Policy Iteration Converges to the Optimal Policy
Claims
Policy improvement theorem. If \(\pi'\) is the greedy policy with respect to \(V^\pi\), then \(V^{\pi'}(s) \geq V^\pi(s)\) for all \(s \in S\).
Termination. Policy iteration terminates in finitely many steps at the optimal policy \(\pi^*\).
Proof of Claim 1
Since \(\pi'\) is greedy with respect to \(V^\pi\):
\[ Q^\pi(s, \pi'(s)) = \max_{a} Q^\pi(s, a) \geq Q^\pi(s, \pi(s)) = V^\pi(s) \quad \forall s. \]
Unroll the definition of \(Q^\pi\) one step:
\[ V^\pi(s) \leq Q^\pi(s, \pi'(s)) = R(s, \pi'(s)) + \gamma \sum_{s'} P(s' \mid s, \pi'(s))\, V^\pi(s'). \]
Apply the same inequality to \(V^\pi(s')\):
\[ V^\pi(s) \leq R(s, \pi'(s)) + \gamma \sum_{s'} P(s' \mid s, \pi'(s))\left[ R(s', \pi'(s')) + \gamma \sum_{s''} P(s'' \mid s', \pi'(s'))\, V^\pi(s'') \right]. \]
Continuing to unroll and using the geometric series \(\sum_{t=0}^\infty \gamma^t < \infty\):
\[ V^\pi(s) \leq \mathbb{E}\!\left[\sum_{t=0}^{\infty} \gamma^t R(s_t, \pi'(s_t)) \;\middle|\; s_0 = s\right] = V^{\pi'}(s). \quad \square \]
Proof of Claim 2
There are at most \(|A|^{|S|}\) deterministic policies, so the sequence \(\pi^{(0)}, \pi^{(1)}, \ldots\) takes values in a finite set.

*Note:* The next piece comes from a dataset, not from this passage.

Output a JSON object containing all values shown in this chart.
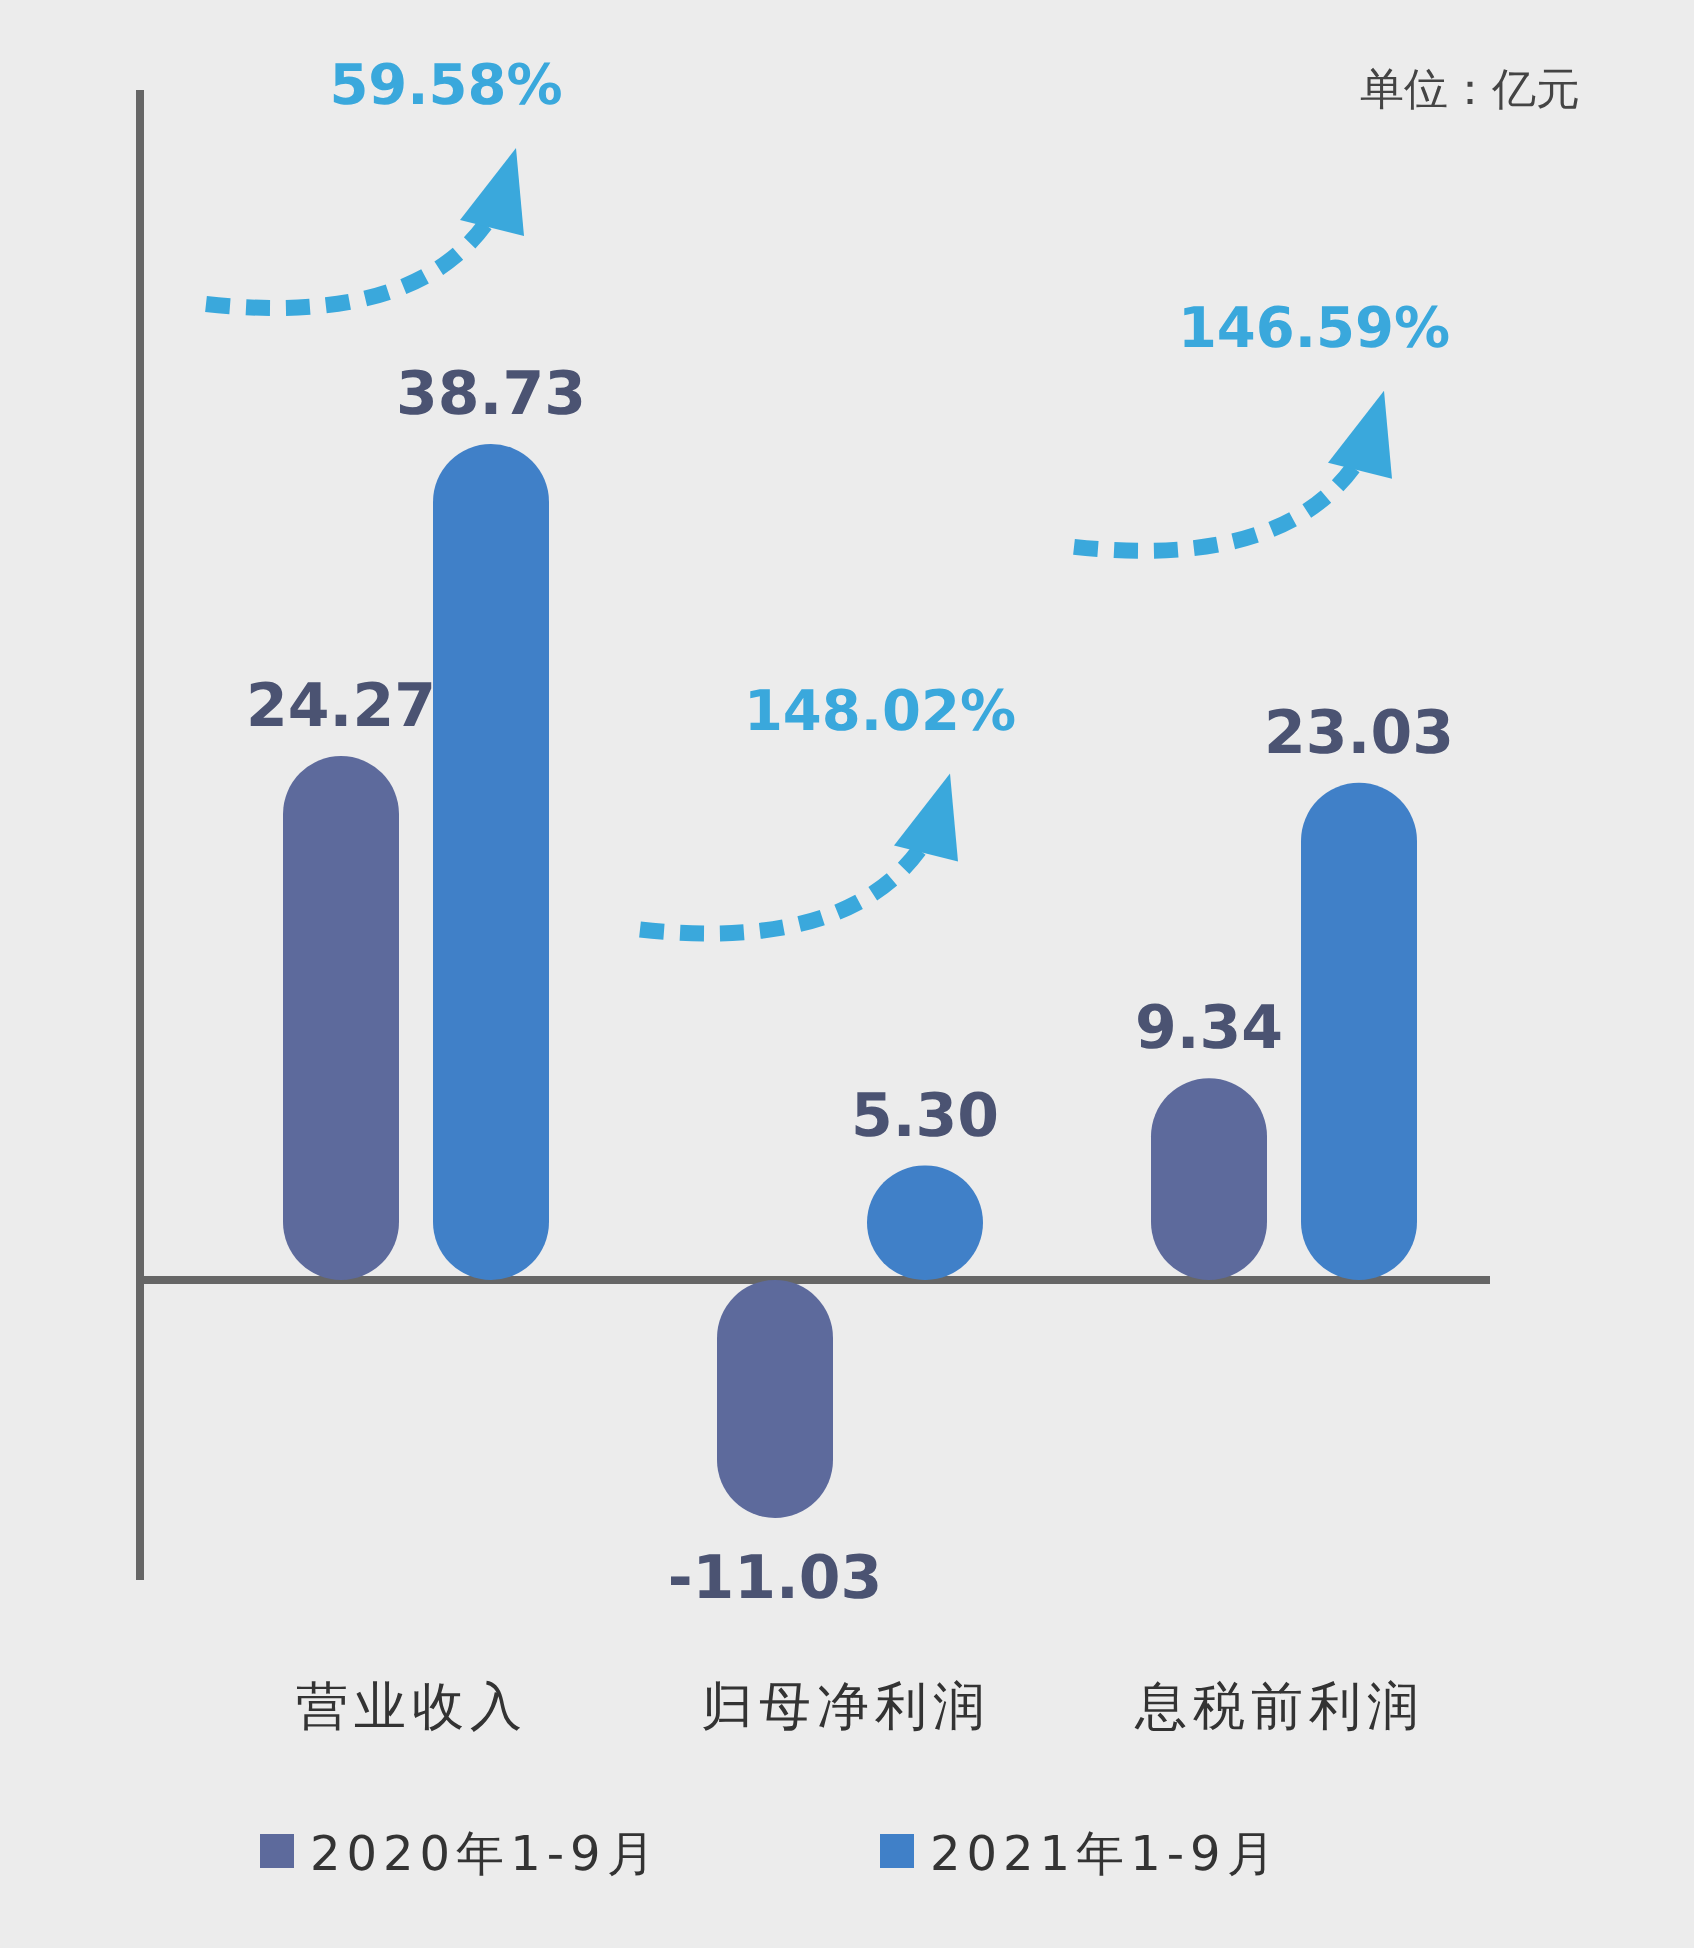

Suppose at step \(k\) the improvement produces \(\pi^{(k+1)} \neq \pi^{(k)}\). By Claim 1, \(V^{\pi^{(k+1)}}(s) \geq V^{\pi^{(k)}}(s)\) for all \(s\). If \(\pi^{(k+1)} \neq \pi^{(k)}\), then for at least one state the inequality is strict: there exists \(s\) with
\[ \max_a Q^{\pi^{(k)}}(s, a) > Q^{\pi^{(k)}}(s, \pi^{(k)}(s)) = V^{\pi^{(k)}}(s), \]
which implies \(V^{\pi^{(k+1)}} \neq V^{\pi^{(k)}}\). The value function strictly improves in the \(\ell^\infty\) sense at each step where the policy changes.
Since values are bounded and strictly improve with each policy change, no policy can be visited twice. The sequence of distinct policies must therefore be finite, so the algorithm terminates.
At termination \(\pi' = \pi\), meaning \(\pi\) is its own greedy policy:
\[ V^\pi(s) = \max_a \left[ R(s,a) + \gamma \sum_{s'} P(s' \mid s, a)\, V^\pi(s') \right] \quad \forall s. \]
This is exactly the Bellman optimality equation, so \(V^\pi = V^*\) and \(\pi = \pi^*\). \(\square\)